Once your replication task is associated with a source and a target endpoint, you can use DMS to stream insert, update, and delete events to a variety of sources. In our setup, we’re using S3 as a target endpoint, then using a Lambda file watcher to ultimately copy that data into Kinesis Data Streams. From there, the data can be read by multiple subscribers to perform multiple machine learning algorithms in real time. Some use cases for this include automatic price adjustments, individually-tailored product suggestions for an online store. Another possible use is streaming updated call center notes or even using speech-to-text services like Amazon Transcribe to send data to sentiment analysis algorithms to predict customer churn and intervene while the caller is still on the line. As you can imagine, this could have a significant effect on curtailing customer turnover, and can help a business be truly data-driven in ways it never could before.

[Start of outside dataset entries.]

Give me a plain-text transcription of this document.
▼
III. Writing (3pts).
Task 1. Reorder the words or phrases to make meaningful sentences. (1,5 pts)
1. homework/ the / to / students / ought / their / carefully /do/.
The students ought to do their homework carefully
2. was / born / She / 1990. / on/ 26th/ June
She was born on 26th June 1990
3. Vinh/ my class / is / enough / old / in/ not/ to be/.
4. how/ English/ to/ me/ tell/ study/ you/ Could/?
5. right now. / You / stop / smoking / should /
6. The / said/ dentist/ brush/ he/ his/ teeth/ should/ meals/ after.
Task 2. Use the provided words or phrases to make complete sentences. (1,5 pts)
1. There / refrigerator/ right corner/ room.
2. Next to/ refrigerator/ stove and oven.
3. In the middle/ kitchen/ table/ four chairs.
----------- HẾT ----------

Here are seven lessons learned while working with DMS:

  1. Only certain versions of each vendor database support CDC. Before you start down this path, be sure that the source database supports this feature. See Sources for Data Migration for information on your source system.
  2. While Amazon details a procedure to use a non-master RDS user account for the source endpoint, our team was only able to use the master account to create both the full table loads and the incremental CDC data.
  3. There are some other vendor-specific considerations when using DMS as a source endpoint. For instance, with PostgreSQL, the database can fill up if there is no activity in the database for an extended period of time. The workaround for this is to add a “heartbeat” to the source endpoint by adding HeartbeatEnable=true;HeartbeatFrequency=1; to the endpoint’s “Extra Connection Attributes.” This prevents the dreaded “disk full” scenario that keeps database administrators up at night.
  4. Starting DMS requires some changes to parameters to your database, for an RDS instance, these changes take place in its associated database parameter group. Once these changes are made, an RDS instance reboot is also required. You’ll want to do this in a maintenance window.
  5. There are two ways to start DMS replication, resume and restart. When getting started, use “restart” if you want to ensure a full table load is created. This is known as “Full load plus CDC.” If you have to stop DMS for any reason, you’ll want to do a “resume,” also referred to as “CDC only.” A resume will pick up replication where it left off, and will not create another full load. If you accidentally do a “restart” instead of a “resume,” any CDC between when you stopped a replication task and performed the restart will be lost, and you’ll have an additional full load file created for each table defined in your source endpoint.
  6. When using S3 as a target endpoint, you’ll need to add addColumnName=true if you want DMS to write the column names to the files it creates from your source table data.
  7. DMS can scale up, but at this time cannot scale out. This means that while you can upgrade the engine behind DMS to a more powerful VM, you can not have more than a single DMS instance for each replication task.

While there are some limitations and peculiarities to Database Migration Service, overall it’s a great way to stream changed data from an operational source system. In our case, we sent this data to a machine learning algorithm using S3, Lambda functions, and Kinesis Data Streams, but this architecture could be used for scenarios including real time backup and system synchronization.